The latest version of the draft law indicates that a controversial auction system will remain in place and be used to assign the incentivised tariff for all wind farms exceeding 6MW. It also indicates incentives for 650MW in onshore capacity could be assigned each year in 2013 and 2014 through the auction process. Incentivised capacity would drop to 550MW in 2015.
Incentives for a total of 680MW of offshore wind projects - Italy's 2020 objective for offshore wind - could potentially be assigned as early as 2013. However, there is currently well below 680MW of offshore projects at a mature enough stage to participate in an auction, so much of that capacity available is likely to be rolled over to subsequent years. The draft decree also optimistically indicates that the first auction to assign incentives will be held this June.
Renewable-energy associations have continued up to the last minute to lobby for adjustment of the decree. One critical element of the decree is the formula for calculating the floor price for auctions. "In some cases, it wouldn't make any sense to take part in the auction," notes Totaro of Aper, "because you would earn less money than you would have with the simple sale of energy."
Changes to the incentive scheme come on top of the government's decision in September to tax renewables firms with annual revenues exceeding EUR10 million an additional 10.5% corporate tax for three years.
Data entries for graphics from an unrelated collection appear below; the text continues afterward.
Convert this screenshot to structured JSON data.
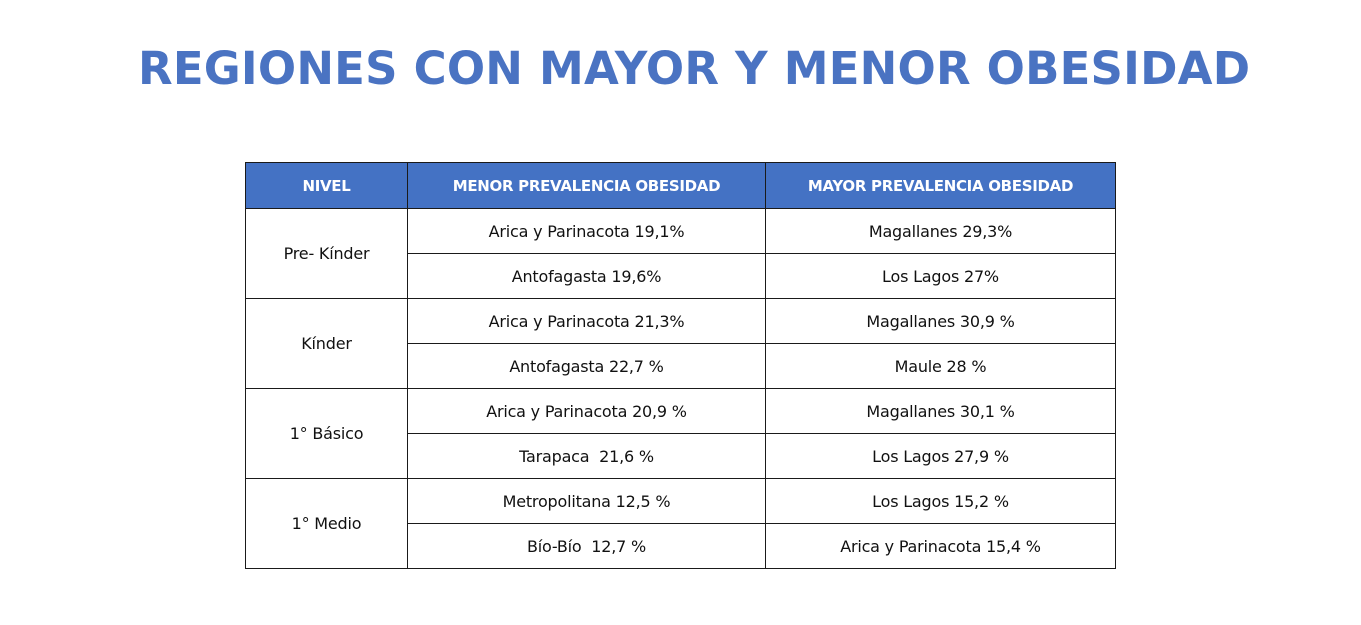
{
  "title": "REGIONES CON MAYOR Y MENOR OBESIDAD",
  "table": {
    "headers": {
      "nivel": "NIVEL",
      "menor": "MENOR PREVALENCIA OBESIDAD",
      "mayor": "MAYOR PREVALENCIA OBESIDAD"
    },
    "groups": [
      {
        "nivel": "Pre- Kínder",
        "rows": [
          {
            "menor": "Arica y Parinacota 19,1%",
            "mayor": "Magallanes 29,3%"
          },
          {
            "menor": "Antofagasta 19,6%",
            "mayor": "Los Lagos 27%"
          }
        ]
      },
      {
        "nivel": "Kínder",
        "rows": [
          {
            "menor": "Arica y Parinacota 21,3%",
            "mayor": "Magallanes 30,9 %"
          },
          {
            "menor": "Antofagasta 22,7 %",
            "mayor": "Maule 28 %"
          }
        ]
      },
      {
        "nivel": "1° Básico",
        "rows": [
          {
            "menor": "Arica y Parinacota 20,9 %",
            "mayor": "Magallanes 30,1 %"
          },
          {
            "menor": "Tarapaca  21,6 %",
            "mayor": "Los Lagos 27,9 %"
          }
        ]
      },
      {
        "nivel": "1° Medio",
        "rows": [
          {
            "menor": "Metropolitana 12,5 %",
            "mayor": "Los Lagos 15,2 %"
          },
          {
            "menor": "Bío-Bío  12,7 %",
            "mayor": "Arica y Parinacota 15,4 %"
          }
        ]
      }
    ]
  }
}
Renewable-energy firms were previously exempted from this so-called Robin Hood tax, which was also initially set at 6.5% and applied to firms with revenues over EUR25 million.
While grid upgrades by transmission system operator Terna have helped to reduce the amount of forced power cutbacks for grid security reasons, they nonetheless continue to be a feature of the market in some parts of wind-intensive southern Italy, affecting the economics of investments.